Stier met with the president of the Fédération Internationale de Football Association (FIFA, the governing body of international soccer) and others from around the world to plan for the World Cup. After traveling to England to view soccer venues such as Wembley Stadium, he says, “It really began to sink in that this is a great ticket for a career that has some international opportunities.”

Stier came to the UW in 1997 and found that Wisconsin’s varied weather patterns make it an ideal place to study turfgrass science.

“We get true winters. We get true summers. We get springs and falls,” Stier says. “We get unexpected rain events … which oftentimes offer serendipitous observations.”

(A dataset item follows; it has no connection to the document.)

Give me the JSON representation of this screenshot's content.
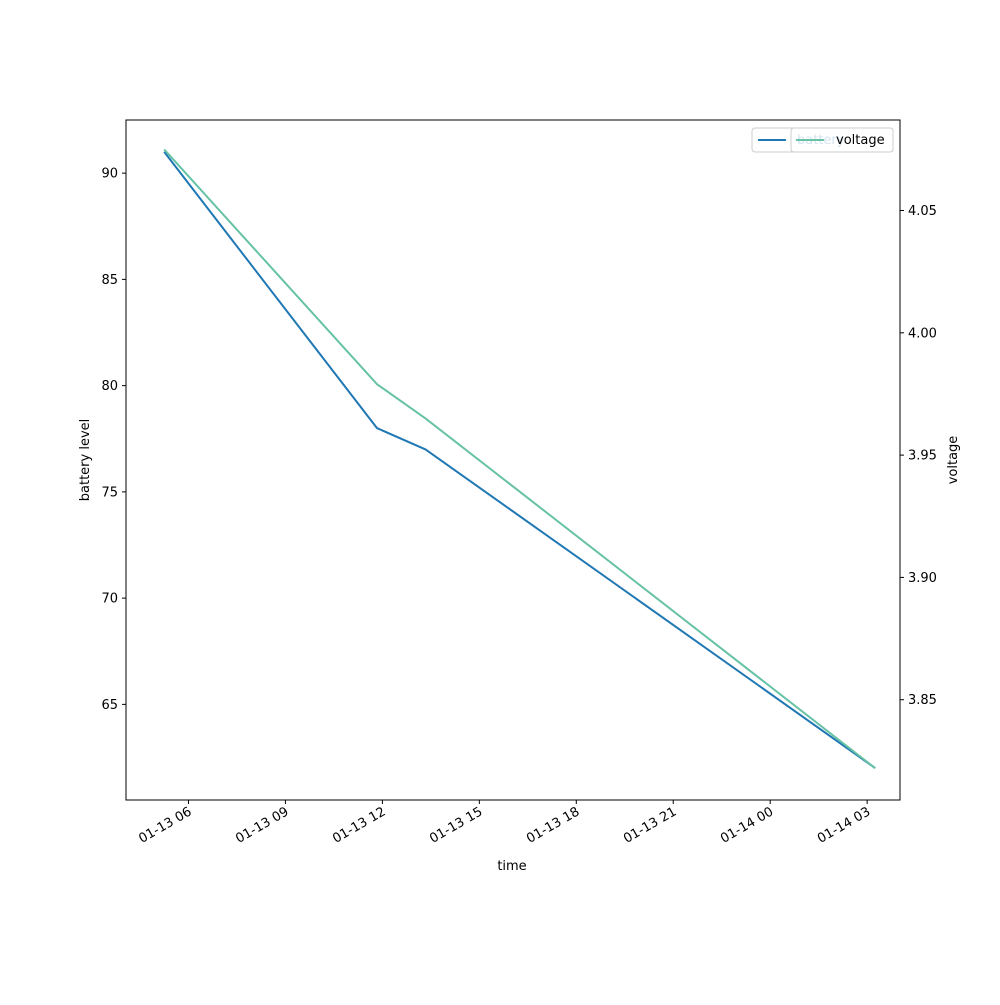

High schools and colleges that have field problems, such as dying grass, benefit from Stier’s advice, too. “It almost always boils down to poor drainage, because the people building the field didn’t understand how to build the field,” he says.

Turfgrass is not a new field of study. The rising popularity of golf prompted Penn State University to hire the first faculty member in turfgrass science in the 1930s, and the U.S. Department of Agriculture employed researchers in the area as far back as 1910. Now turfgrass science programs can be found at most land grant universities in the country, and many graduates find lucrative work as golf course superintendents, Stier says.

Today’s sports fields are “head and shoulders” above those of twenty to thirty years ago, Stier says. Fewer players get injured on better playing surfaces that offer solid footing, making the field less of a factor in a game. Turfgrass researchers made that happen by investigating drainage properties of different soil types, novel grasses to use, and better ways to manage grass, he says.

But Stier also learns a lot from people who are not scientists: those who take care of the grass every day at high-profile venues such as Lambeau Field and Miller Park.

“It’s not a job to them — it is a lifestyle,” he says. “They live, eat, and breathe it.”